All spraying where it is not needed or wanted is inhuman, undemocratic and probably unconstitutional. For those of us who stand helpless on the tortured earth, it is intolerable.
OLGA OWENS HUCKINS
Olga Huckins and her husband Stuart maintained a bird sanctuary on their small farm in Duxbury, Massachusetts. In the summer of 1957, their ponds were devastated by the aerial spraying of DDT, known as ‘the insect bomb’ and sprayed as part of a US government programme to control mosquitoes.

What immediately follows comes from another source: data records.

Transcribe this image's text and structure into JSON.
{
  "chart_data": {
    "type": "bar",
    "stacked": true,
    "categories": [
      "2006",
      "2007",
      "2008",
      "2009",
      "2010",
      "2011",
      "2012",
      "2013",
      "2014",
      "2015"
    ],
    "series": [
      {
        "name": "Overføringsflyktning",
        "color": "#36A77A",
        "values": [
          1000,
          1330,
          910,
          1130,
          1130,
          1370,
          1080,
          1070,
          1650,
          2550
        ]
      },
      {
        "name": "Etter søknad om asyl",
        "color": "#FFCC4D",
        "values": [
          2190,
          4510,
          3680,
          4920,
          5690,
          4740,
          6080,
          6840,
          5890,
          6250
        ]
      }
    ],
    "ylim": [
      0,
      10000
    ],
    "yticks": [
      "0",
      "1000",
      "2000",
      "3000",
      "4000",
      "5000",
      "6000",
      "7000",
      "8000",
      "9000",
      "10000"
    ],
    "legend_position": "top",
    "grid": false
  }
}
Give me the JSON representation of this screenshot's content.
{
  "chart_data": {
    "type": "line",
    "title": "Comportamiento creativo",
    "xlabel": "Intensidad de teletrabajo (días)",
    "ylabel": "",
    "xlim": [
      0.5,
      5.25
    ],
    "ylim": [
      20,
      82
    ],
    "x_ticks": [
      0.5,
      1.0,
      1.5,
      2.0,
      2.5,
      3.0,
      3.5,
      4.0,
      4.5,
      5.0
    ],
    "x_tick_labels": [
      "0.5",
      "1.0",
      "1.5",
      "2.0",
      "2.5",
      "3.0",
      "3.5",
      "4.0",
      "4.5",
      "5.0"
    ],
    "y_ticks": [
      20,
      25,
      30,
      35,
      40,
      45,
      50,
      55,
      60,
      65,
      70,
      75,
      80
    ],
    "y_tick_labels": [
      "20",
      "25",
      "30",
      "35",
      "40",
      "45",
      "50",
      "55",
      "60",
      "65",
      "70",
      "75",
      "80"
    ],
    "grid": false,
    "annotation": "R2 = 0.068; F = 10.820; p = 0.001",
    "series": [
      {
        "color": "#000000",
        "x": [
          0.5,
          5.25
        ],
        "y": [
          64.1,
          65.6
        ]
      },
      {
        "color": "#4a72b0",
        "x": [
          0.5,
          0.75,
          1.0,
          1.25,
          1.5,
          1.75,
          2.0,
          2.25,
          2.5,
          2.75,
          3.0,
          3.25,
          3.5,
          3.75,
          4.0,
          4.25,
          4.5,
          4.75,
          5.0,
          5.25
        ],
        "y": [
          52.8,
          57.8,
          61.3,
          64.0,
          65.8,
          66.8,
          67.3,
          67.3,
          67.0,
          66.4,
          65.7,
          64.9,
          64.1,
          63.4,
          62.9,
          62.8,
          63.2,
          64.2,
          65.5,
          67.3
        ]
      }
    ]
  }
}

The following year Huckins wrote a passionate letter to The Boston Herald, critiquing those defending the use of DDT and describing, in unfaltering detail, the grim death of her songbirds. She then sent the letter on to her friend Rachel Carson, to try and elicit her support. Huckins’s letter helped to change history. It convinced Carson to turn her literary energies to exposing DDT and to alerting the public about the dangers of chemical spraying.
The results of Carson’s labour, the hugely influential Silent Spring (1962), which led to nationwide ban on DDT, opens with a fable about a happy town in the heart of America, a checkerboard of prosperous farms, one day blighted – the fields withered, the birds gone – the very story of Huckins’s sanctuary.